Un haut responsable militaire en charge de la banque de cibles au Jerusalem Post plus tôt cette année a déclaré que, grâce aux systèmes d’IA de l’armée, pour la première fois, l’armée peut générer de nouvelles cibles à un rythme plus rapide qu’elle n’attaque. Une autre source a déclaré que l’on doit à la doctrine Dahiya cette volonté de générer automatiquement un grand nombre de cibles.
Les systèmes automatisés comme Habsora ont ainsi grandement facilité le travail des officiers du renseignement israélien dans la prise de décisions lors des opérations militaires, y compris lorsqu’il s’agit de calculer les pertes potentielles. Cinq sources différentes ont confirmé que le nombre de civils susceptibles d’être tués lors d’attaques contre des résidences privées est connu à l’avance des renseignements israéliens et apparaît clairement dans le dossier « cibles » dans la catégorie des « dommages collatéraux ».
Selon ces sources, il existe des degrés de dommages collatéraux qui permettent à l’armée de déterminer s’il est possible d’attaquer une cible à l’intérieur d’une résidence privée. « Lorsque la directive générale lit : « dommages collatéraux 5« , cela signifie que nous sommes autorisés à frapper toutes les cibles qui tueront cinq civils ou moins – c’est-à-dire que nous pouvons agir sur tous les fichiers de cibles qui rentrent dans cette case », a déclaré l’une des sources.
Des Palestiniens se rassemblent autour des restes d’une tour abritant des bureaux qui, selon des témoins, a été détruite par une frappe aérienne israélienne dans la ville de Gaza, le 26 août 2014. (Emad Nassar/Flash90)
« Dans le passé, nous ne marquions pas régulièrement les maisons des membres subalternes du Hamas pour les bombarder », a déclaré un responsable de la sécurité qui a participé à des attaques de cibles lors d’opérations précédentes. « À mon époque, si la maison sur laquelle je travaillais portait la mention « dommages collatéraux 5 », elle ne serait pas toujours approuvée [pour attaque] ». On avait le feu-vert, a-t-il expliqué, seulement si l’on savait qu’un haut commandant du Hamas vivait dans la maison.
« D’après ce que je comprends, aujourd’hui, ils peuvent marquer toutes les maisons de [tout membre militaire du Hamas, quel que soit son rang] », a poursuivi la source. « Cela fait beaucoup de maisons. Les membres du Hamas qui ne comptent vraiment pour rien vivent dans des maisons à travers tout Gaza. Alors ils marquent la maison, la bombardent et tuent tout le monde qui s’y trouve. »

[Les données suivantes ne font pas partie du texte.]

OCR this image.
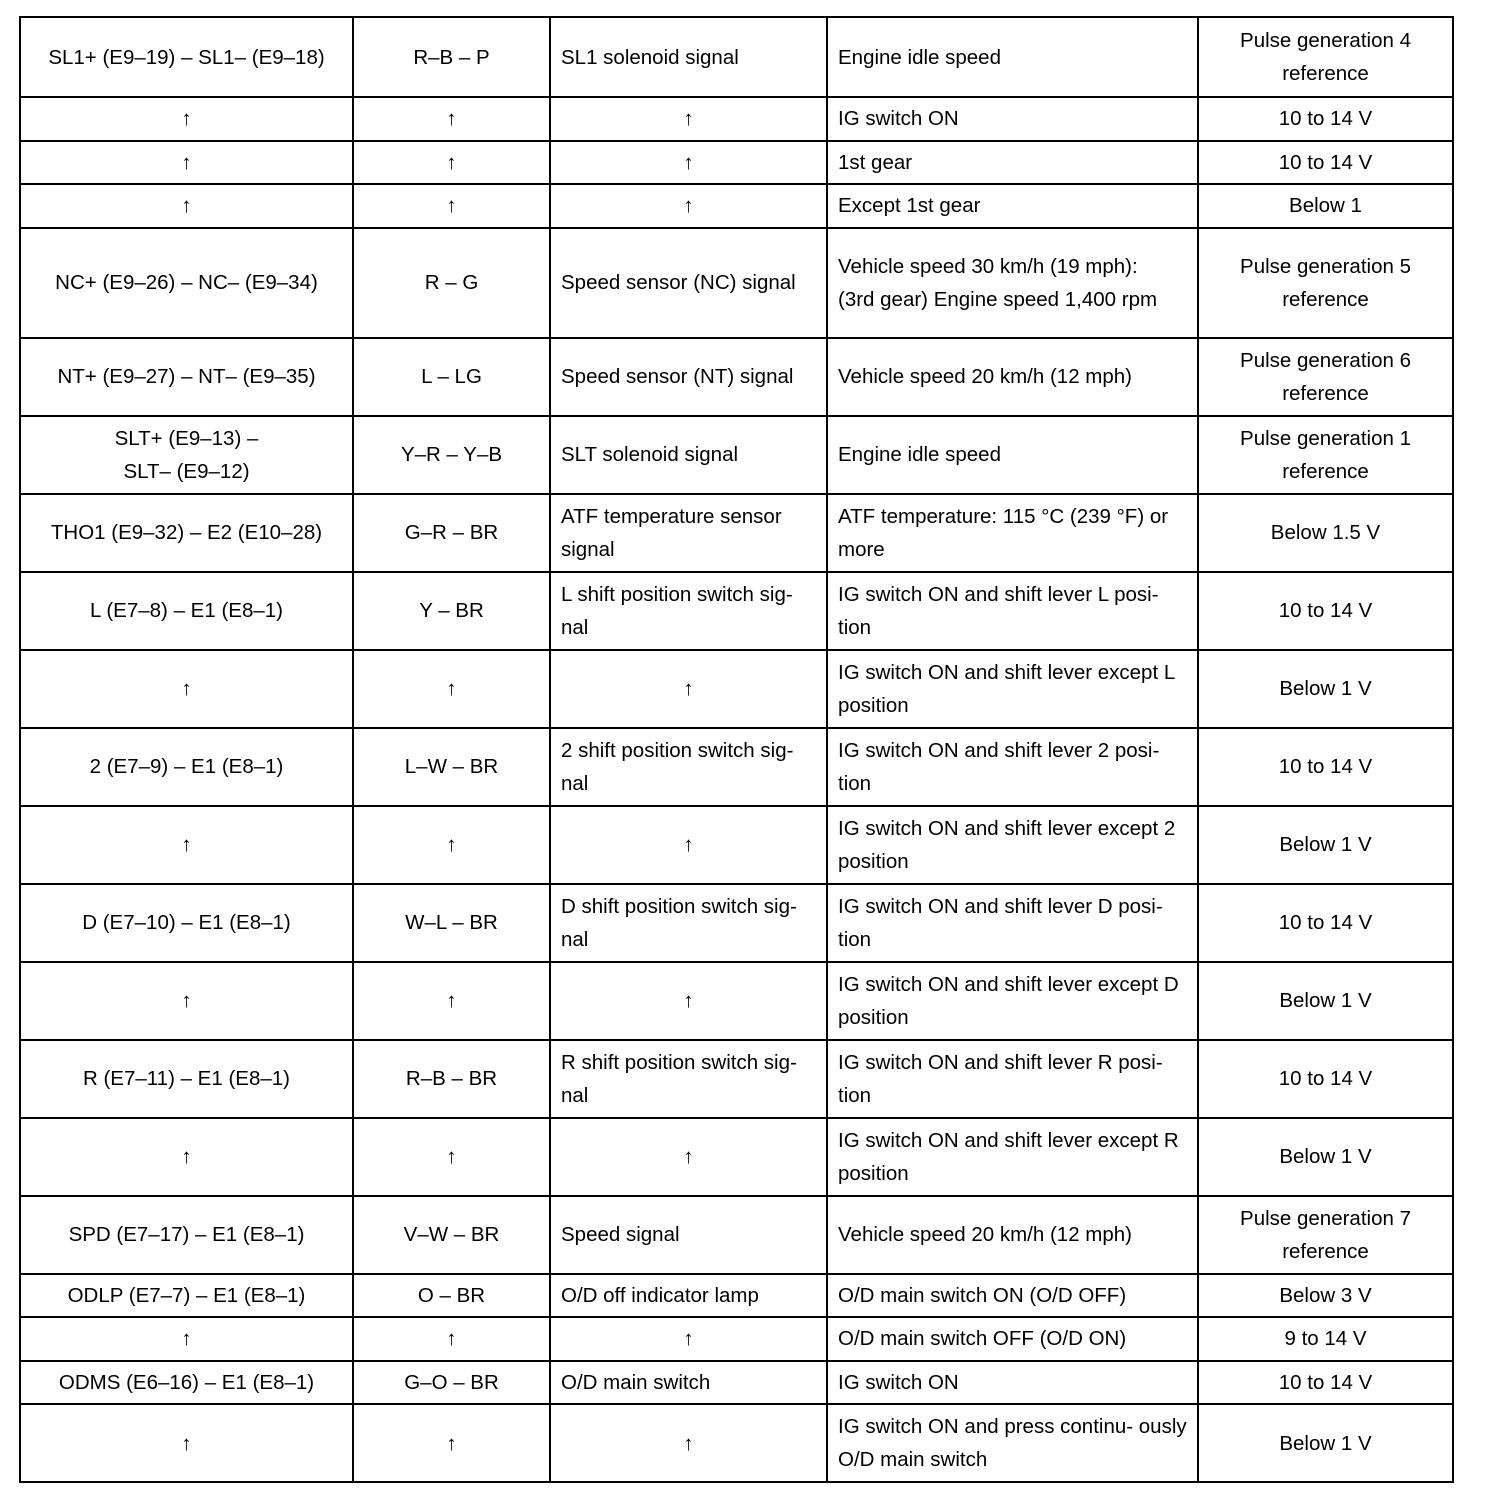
SL1+ (E9–19) – SL1– (E9–18)	R–B – P	SL1 solenoid signal	Engine idle speed	Pulse generation 4 reference
↑	↑	↑	IG switch ON	10 to 14 V
↑	↑	↑	1st gear	10 to 14 V
↑	↑	↑	Except 1st gear	Below 1
NC+ (E9–26) – NC– (E9–34)	R – G	Speed sensor (NC) signal	Vehicle speed 30 km/h (19 mph): (3rd gear) Engine speed 1,400 rpm	Pulse generation 5 reference
NT+ (E9–27) – NT– (E9–35)	L – LG	Speed sensor (NT) signal	Vehicle speed 20 km/h (12 mph)	Pulse generation 6 reference
SLT+ (E9–13) – SLT– (E9–12)	Y–R – Y–B	SLT solenoid signal	Engine idle speed	Pulse generation 1 reference
THO1 (E9–32) – E2 (E10–28)	G–R – BR	ATF temperature sensor signal	ATF temperature: 115 °C (239 °F) or more	Below 1.5 V
L (E7–8) – E1 (E8–1)	Y – BR	L shift position switch sig- nal	IG switch ON and shift lever L posi- tion	10 to 14 V
↑	↑	↑	IG switch ON and shift lever except L position	Below 1 V
2 (E7–9) – E1 (E8–1)	L–W – BR	2 shift position switch sig- nal	IG switch ON and shift lever 2 posi- tion	10 to 14 V
↑	↑	↑	IG switch ON and shift lever except 2 position	Below 1 V
D (E7–10) – E1 (E8–1)	W–L – BR	D shift position switch sig- nal	IG switch ON and shift lever D posi- tion	10 to 14 V
↑	↑	↑	IG switch ON and shift lever except D position	Below 1 V
R (E7–11) – E1 (E8–1)	R–B – BR	R shift position switch sig- nal	IG switch ON and shift lever R posi- tion	10 to 14 V
↑	↑	↑	IG switch ON and shift lever except R position	Below 1 V
SPD (E7–17) – E1 (E8–1)	V–W – BR	Speed signal	Vehicle speed 20 km/h (12 mph)	Pulse generation 7 reference
ODLP (E7–7) – E1 (E8–1)	O – BR	O/D off indicator lamp	O/D main switch ON (O/D OFF)	Below 3 V
↑	↑	↑	O/D main switch OFF (O/D ON)	9 to 14 V
ODMS (E6–16) – E1 (E8–1)	G–O – BR	O/D main switch	IG switch ON	10 to 14 V
↑	↑	↑	IG switch ON and press continu- ously O/D main switch	Below 1 V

Une politique concertée de bombardement des maisons d’habitation
Le 22 octobre, l’armée de l’air israélienne a bombardé le domicile du journaliste palestinien Ahmed Alnaouq, dans la ville de Deir al-Balah. Ahmed est un ami proche et un collègue. Il y a quatre ans, nous avons fondé une page Facebook en hébreu intitulée Across the Wall dans le but de faire entendre au public israélien les voix palestiniennes de Gaza.
La frappe du 22 octobre a fait chuter des blocs de béton sur toute la famille d’Ahmed, tuant son père, ses frères, ses sœurs et tous leurs enfants, y compris des bébés. Seule sa nièce de 12 ans, Malak, a survécu dans un état critique, le corps gravement brûlé. Quelques jours plus tard, Malak aussi est morte.
Vingt et un membres de la famille d’Ahmed ont été tués au total, enterrés sous leur maison. Aucun d’entre eux n’était militant. Le plus jeune avait 2 ans ; l’aîné, son père, en avait 75. Ahmed, qui vit actuellement au Royaume-Uni, est désormais le seul membre survivant de sa famille.
L’hôpital Al-Nasser de Khan Younis regorge de corps de Palestiniens et de Palestiniennes tué.e.s ou blessé.e.s pendant la nuit lors de frappes aériennes israéliennes dans la bande de Gaza, le 25 octobre 2023. (Mohammed Zaanoun/Activestills)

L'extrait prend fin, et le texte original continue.